Hmmmmm, mungkin saya juga agak bingung nih mau memperkenalkan beliau pada teman-teman kelompok PENCAPIR (PENgamat CeritA-cerita PIeRa!) semuanya. Abis kalau nggak dikenalin, kesannya saya sombong, nggak ngenalin seseorang yang bener-bener menghinggapi pikiran saya. Tapi kalau dikenalin juga, pasti banyak dari kalian, yang udah kenal, malah jauh lebih kenal dari saya.

Nggggg, gimana ya enaknya??? Okay, saya nggak usah cerita banyak tentang latar belakang dia. Kalau itu sih bisa diliat di wikipedia (kalau ada) atau di facebook accountnya (kalau emang kalian termasuk di friend list dia). Di sini, saya akan coba untuk menggambarkan bagaimana hubungan kami berdua sebenarnya selama ini. (Cieeeeeeee gaya betul! Udah kaya infotainment ajeeee lu Vier!)

Well, buat yang mengira macem-macem, kalian boleh kuciwaaa, hehehehe. Dia bukan teman video (ala Tarieluna) saya. Hubungan kami pun hanya sebatas penulis dan pembaca. He wrote, I read. Saya ini salah satu pembaca kompas.com. Bagi saya, harga koran eksemplar Kompas waktu itu bisa mengurangi jatah saya buat beli karcis kereta untuk pulang ke Bogor dari tempat kuliah saya yang ada di Jakarta. Sehingga membaca kompas.com pun menjadi pilihan yang cukup tepat. Toh isi beritanya tidak terlalu jauh berbeda.

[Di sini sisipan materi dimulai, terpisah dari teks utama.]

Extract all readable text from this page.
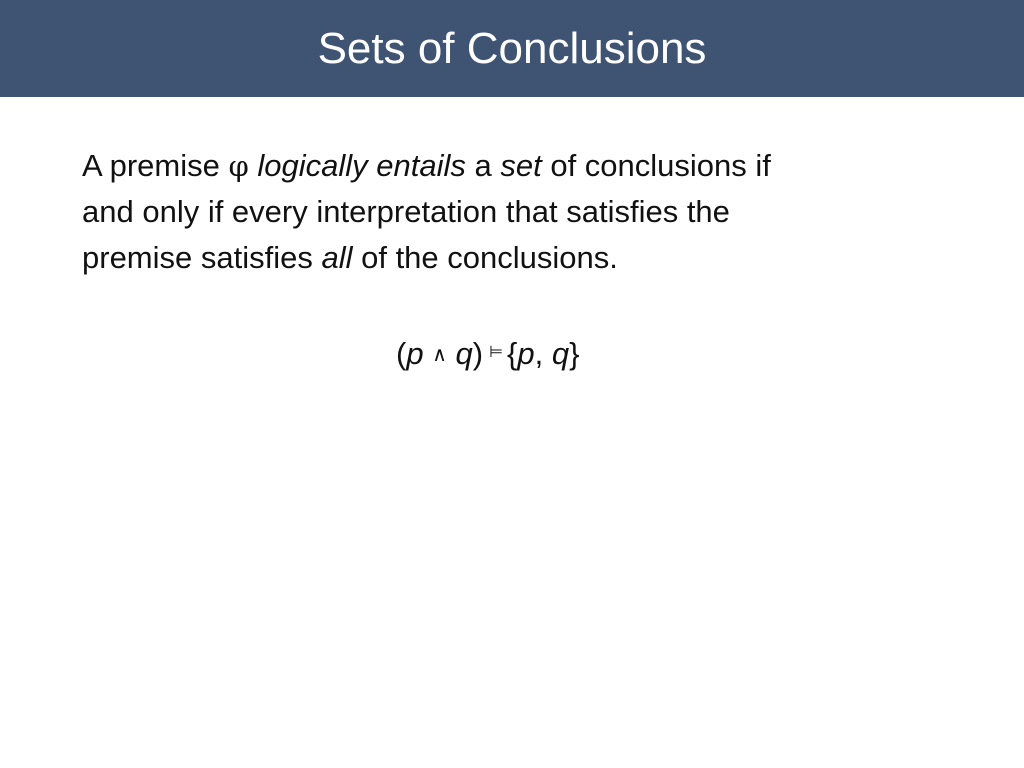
Sets of Conclusions
A premise φ logically entails a set of conclusions if
and only if every interpretation that satisfies the
premise satisfies all of the conclusions.
(p ∧ q) ⊨ {p, q}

Biasanya saya cuma membaca bagian headline dan entertainment saja. Maklum, selain haus akan ilmu pengetahuan, kan saya juga haus akan gossip. Nah, suatu saat saya membaca sebuah artikel Agustinus Wibowo yang sempat menjadi headline. Tadinya sih, saya males bacanya, soalnya puanjaaaaaaaaaaaang buanget, terlalu buang-buang waktu di sela-sela kesibukan saya ngeceng para kondektur KRL AC Ekonomi Jabodetabek.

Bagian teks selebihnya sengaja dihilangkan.